Temptation is all around you when you’re the only one on a diet, even in your own home. These rules for how to stay on a diet will help keep you going.
You’re on a diet. . . but no one else is. Everyone around you: your family, friends, co-workers, everyone in the restaurant, people at the party, are packing away food as if there were no such thing as a calorie. And you’re wondering how to stay on a diet when you seem to be the only one.
Everywhere you look you see forbidden goodies. You’re surrounded by temptation. How can you possibly stay on your diet without locking yourself in your bedroom?
Two simple rules will help you to stick with your diet and lose weight, in the midst of your world of non-dieters: know your calories and plan ahead.
Knowing your calories is simple. Buy a good calorie counter. You can pick one up at most bookstores. When you realize that 125g (4oz) of grilled fish contains 800 calories and 125g (4oz) of grilled lean steak contains 1360, you’re on your way to making intelligent choices.
Knowing your calories will help you to plan ahead, and planning ahead will help you resist temptation in whatever situation you find yourself. Plan for what you can have. There are goodies the dieter can enjoy. Know what they are and indulge in them.
What are some of the situations you’ll probably encounter during the week?
Many dieting women face the problem of being the only one in the family on a diet. Tackle it by enlisting the family’s aid. Suggest that if they must snack on sweets and junk foods, they do it out of the house and out of your sight.
Promise them interesting, tasty, nourishing meals while you’re dieting. Start now to cook thin. Get rid of all the high-calorie, highly-processed mixes and extenders on your shelves, and banish flour, sugar, cornflour and other such thickeners from your cooking. Saute, cook in bouillon or tomato juice.
Use pan spray or lined pans rather than cooking with butter, margarine or shortening. Remove fats from meats and skin from poultry. Grill meats instead of frying. Serve more fish, poultry and veal, less pork, ham and beef.
Try flavouring vegetables with herbs and spices rather than with butter or cream sauces. Remove your own portion from the family salad bowl before adding their dressing, and toss yours with diet dressing.
Another trick is to make an extra portion when cooking a low-calorie dish. Freeze it and heat it up for yourself when your husband and kids are sure they can’t live another day without pasta.

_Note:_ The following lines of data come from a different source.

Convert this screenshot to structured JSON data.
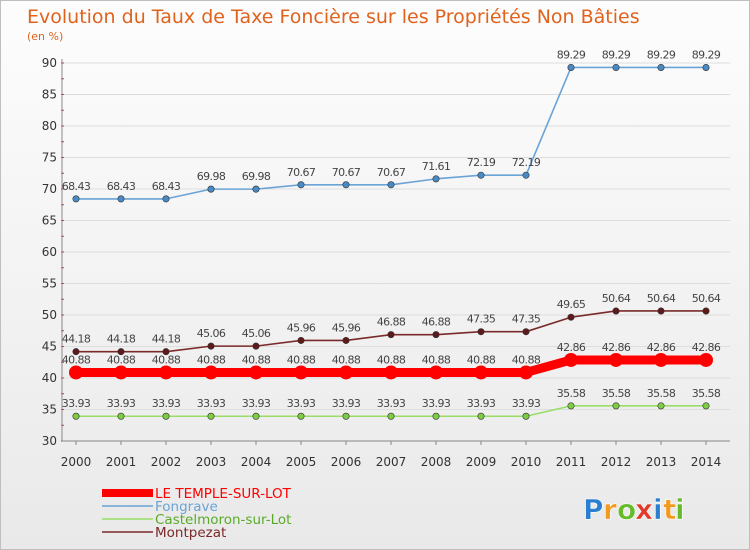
{
  "chart_data": {
    "type": "line",
    "title": "Evolution du Taux de Taxe Foncière sur les Propriétés Non Bâties",
    "subtitle": "(en %)",
    "x": [
      2000,
      2001,
      2002,
      2003,
      2004,
      2005,
      2006,
      2007,
      2008,
      2009,
      2010,
      2011,
      2012,
      2013,
      2014
    ],
    "ylim": [
      30,
      90
    ],
    "yticks": [
      30,
      35,
      40,
      45,
      50,
      55,
      60,
      65,
      70,
      75,
      80,
      85,
      90
    ],
    "grid": "horizontal",
    "legend_position": "bottom-left",
    "series": [
      {
        "name": "Fongrave",
        "color": "#6aa3d6",
        "marker": "#4a8ac4",
        "values": [
          68.43,
          68.43,
          68.43,
          69.98,
          69.98,
          70.67,
          70.67,
          70.67,
          71.61,
          72.19,
          72.19,
          89.29,
          89.29,
          89.29,
          89.29
        ],
        "labels": [
          "68.43",
          "68.43",
          "68.43",
          "69.98",
          "69.98",
          "70.67",
          "70.67",
          "70.67",
          "71.61",
          "72.19",
          "72.19",
          "89.29",
          "89.29",
          "89.29",
          "89.29"
        ]
      },
      {
        "name": "Montpezat",
        "color": "#7a2a2a",
        "marker": "#5e1a1a",
        "values": [
          44.18,
          44.18,
          44.18,
          45.06,
          45.06,
          45.96,
          45.96,
          46.88,
          46.88,
          47.35,
          47.35,
          49.65,
          50.64,
          50.64,
          50.64
        ],
        "labels": [
          "44.18",
          "44.18",
          "44.18",
          "45.06",
          "45.06",
          "45.96",
          "45.96",
          "46.88",
          "46.88",
          "47.35",
          "47.35",
          "49.65",
          "50.64",
          "50.64",
          "50.64"
        ]
      },
      {
        "name": "LE TEMPLE-SUR-LOT",
        "color": "#ff0000",
        "marker": "#ff0000",
        "values": [
          40.88,
          40.88,
          40.88,
          40.88,
          40.88,
          40.88,
          40.88,
          40.88,
          40.88,
          40.88,
          40.88,
          42.86,
          42.86,
          42.86,
          42.86
        ],
        "labels": [
          "40.88",
          "40.88",
          "40.88",
          "40.88",
          "40.88",
          "40.88",
          "40.88",
          "40.88",
          "40.88",
          "40.88",
          "40.88",
          "42.86",
          "42.86",
          "42.86",
          "42.86"
        ]
      },
      {
        "name": "Castelmoron-sur-Lot",
        "color": "#99dd66",
        "marker": "#7ccc44",
        "values": [
          33.93,
          33.93,
          33.93,
          33.93,
          33.93,
          33.93,
          33.93,
          33.93,
          33.93,
          33.93,
          33.93,
          35.58,
          35.58,
          35.58,
          35.58
        ],
        "labels": [
          "33.93",
          "33.93",
          "33.93",
          "33.93",
          "33.93",
          "33.93",
          "33.93",
          "33.93",
          "33.93",
          "33.93",
          "33.93",
          "35.58",
          "35.58",
          "35.58",
          "35.58"
        ]
      }
    ],
    "legend_order": [
      "LE TEMPLE-SUR-LOT",
      "Fongrave",
      "Castelmoron-sur-Lot",
      "Montpezat"
    ]
  },
  "logo": {
    "text": "Proxiti",
    "letters": [
      "P",
      "r",
      "o",
      "x",
      "i",
      "t",
      "i"
    ],
    "colors": [
      "#2a7fd0",
      "#f29a1d",
      "#66bb2a",
      "#e23a2a",
      "#2a7fd0",
      "#f29a1d",
      "#66bb2a"
    ]
  }
}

If dining out with friends during the week, suggest a seafood restaurant. Choose grilled fish or grilled scallops. Order your salad dry and sprinkle with a wedge of lemon. Pass up the chocolate mousse and cheesecake and have the fruit for dessert.

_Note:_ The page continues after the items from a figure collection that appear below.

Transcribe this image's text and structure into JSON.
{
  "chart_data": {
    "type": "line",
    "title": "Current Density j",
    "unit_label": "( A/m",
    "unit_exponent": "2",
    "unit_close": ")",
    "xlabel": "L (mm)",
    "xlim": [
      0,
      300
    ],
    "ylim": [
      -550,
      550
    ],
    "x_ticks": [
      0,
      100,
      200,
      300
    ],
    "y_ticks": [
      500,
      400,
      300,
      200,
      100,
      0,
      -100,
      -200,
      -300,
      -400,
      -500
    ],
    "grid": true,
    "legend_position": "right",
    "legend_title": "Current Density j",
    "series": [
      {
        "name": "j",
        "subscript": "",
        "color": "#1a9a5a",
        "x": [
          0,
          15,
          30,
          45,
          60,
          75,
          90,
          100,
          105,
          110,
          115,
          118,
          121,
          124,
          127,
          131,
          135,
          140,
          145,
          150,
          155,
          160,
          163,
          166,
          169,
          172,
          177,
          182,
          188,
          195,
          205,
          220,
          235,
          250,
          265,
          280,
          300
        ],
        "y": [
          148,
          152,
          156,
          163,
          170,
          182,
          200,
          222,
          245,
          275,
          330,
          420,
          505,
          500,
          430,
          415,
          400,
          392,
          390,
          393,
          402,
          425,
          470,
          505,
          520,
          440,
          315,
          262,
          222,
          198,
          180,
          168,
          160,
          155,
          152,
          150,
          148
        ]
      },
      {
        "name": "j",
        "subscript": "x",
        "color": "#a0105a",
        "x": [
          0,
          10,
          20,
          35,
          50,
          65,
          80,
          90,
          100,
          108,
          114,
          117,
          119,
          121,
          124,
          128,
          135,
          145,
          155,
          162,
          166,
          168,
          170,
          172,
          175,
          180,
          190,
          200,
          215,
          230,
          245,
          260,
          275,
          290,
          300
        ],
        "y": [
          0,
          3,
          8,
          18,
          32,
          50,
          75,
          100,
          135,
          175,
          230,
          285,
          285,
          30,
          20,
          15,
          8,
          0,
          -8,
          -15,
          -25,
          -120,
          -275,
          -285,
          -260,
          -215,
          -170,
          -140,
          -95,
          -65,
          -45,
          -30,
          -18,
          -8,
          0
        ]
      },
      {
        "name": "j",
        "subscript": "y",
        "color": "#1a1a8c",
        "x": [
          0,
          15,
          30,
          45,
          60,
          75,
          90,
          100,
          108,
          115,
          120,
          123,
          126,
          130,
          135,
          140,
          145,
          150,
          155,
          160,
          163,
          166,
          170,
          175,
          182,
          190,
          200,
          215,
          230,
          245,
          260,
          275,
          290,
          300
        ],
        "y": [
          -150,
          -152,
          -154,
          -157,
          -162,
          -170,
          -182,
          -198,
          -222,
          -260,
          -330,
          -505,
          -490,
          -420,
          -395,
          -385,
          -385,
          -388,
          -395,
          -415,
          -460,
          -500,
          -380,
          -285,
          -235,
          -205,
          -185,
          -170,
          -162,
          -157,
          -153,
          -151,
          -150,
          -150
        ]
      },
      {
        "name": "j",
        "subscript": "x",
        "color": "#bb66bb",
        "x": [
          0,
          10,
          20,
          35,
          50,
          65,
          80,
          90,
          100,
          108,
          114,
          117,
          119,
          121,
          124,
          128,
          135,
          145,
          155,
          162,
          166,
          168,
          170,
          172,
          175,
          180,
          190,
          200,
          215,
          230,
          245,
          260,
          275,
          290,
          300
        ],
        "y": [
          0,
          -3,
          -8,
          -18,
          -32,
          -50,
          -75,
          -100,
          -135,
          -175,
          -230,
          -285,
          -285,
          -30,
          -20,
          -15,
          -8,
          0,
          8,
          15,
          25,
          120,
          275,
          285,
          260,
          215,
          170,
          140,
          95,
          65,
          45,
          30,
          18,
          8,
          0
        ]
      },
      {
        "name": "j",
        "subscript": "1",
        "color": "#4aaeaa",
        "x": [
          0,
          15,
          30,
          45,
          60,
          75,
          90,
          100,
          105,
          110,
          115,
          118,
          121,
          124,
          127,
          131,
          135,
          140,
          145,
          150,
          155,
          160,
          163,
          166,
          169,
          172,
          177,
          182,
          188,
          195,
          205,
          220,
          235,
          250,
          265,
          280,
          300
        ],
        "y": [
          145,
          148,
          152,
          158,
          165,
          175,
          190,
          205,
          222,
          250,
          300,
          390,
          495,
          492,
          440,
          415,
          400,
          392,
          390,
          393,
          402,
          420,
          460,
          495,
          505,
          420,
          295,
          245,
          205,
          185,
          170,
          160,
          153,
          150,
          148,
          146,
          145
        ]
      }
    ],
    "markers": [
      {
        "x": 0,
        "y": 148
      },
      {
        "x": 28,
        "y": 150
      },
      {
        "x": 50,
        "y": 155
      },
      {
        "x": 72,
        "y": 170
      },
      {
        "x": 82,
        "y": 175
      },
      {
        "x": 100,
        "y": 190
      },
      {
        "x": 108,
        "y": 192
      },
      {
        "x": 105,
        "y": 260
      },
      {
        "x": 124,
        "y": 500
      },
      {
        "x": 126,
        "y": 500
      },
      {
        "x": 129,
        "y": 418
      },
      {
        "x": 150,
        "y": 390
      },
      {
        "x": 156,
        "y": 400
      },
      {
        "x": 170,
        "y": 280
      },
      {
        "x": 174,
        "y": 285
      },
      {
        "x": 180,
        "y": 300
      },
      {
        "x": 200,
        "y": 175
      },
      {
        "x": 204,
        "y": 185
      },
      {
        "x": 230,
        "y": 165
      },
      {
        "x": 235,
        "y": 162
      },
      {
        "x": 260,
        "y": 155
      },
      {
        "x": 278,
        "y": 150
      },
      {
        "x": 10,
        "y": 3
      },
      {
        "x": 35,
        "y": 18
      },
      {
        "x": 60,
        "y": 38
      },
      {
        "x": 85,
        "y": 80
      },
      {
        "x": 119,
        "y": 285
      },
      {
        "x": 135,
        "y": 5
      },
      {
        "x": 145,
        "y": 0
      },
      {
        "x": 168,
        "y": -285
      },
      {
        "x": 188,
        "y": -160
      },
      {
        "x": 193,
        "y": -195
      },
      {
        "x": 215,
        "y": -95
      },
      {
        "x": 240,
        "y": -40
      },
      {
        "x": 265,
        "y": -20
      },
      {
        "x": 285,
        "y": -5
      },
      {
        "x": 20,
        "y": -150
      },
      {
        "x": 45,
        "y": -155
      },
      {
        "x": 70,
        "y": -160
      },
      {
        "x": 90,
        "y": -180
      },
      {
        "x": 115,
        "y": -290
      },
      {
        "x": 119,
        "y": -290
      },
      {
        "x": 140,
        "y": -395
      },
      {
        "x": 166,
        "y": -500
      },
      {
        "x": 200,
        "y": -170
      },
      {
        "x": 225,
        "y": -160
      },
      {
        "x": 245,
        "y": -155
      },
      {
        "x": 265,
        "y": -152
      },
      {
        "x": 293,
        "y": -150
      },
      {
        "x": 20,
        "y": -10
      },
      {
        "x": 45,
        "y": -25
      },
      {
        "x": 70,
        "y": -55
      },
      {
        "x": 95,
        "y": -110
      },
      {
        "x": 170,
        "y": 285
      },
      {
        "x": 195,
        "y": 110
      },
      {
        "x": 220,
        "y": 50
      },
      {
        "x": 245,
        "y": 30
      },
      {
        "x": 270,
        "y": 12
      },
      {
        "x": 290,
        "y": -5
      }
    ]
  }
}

The cocktail party doesn’t have to be your downfall. Nibble those lovely pink prawns (with lemon juice, please, not sauce) and turn your back on the chips and dips. Have a good conversation with someone you love to talk with – far away from the buffet table.
Yes, you can sip a glass of white wine (half a cup of chablis is about 360 calories, depending on the brand) or iced mineral water with a twist of lemon, a very “in” drink with no calories.
While you’re sipping, look around you. Is anyone checking up on what you’re eating and drinking? Does anyone even know you’re on a diet? Not unless you tell them. Dieters who constantly talk of their diets are a bore. Enjoy the conversation . . . about something else.
If it’s your turn to have friends over for dinner, arm yourself with your trusty calorie counter. You can plan ahead and serve such a delicious meal, no one will ever know it’s planned around your diet.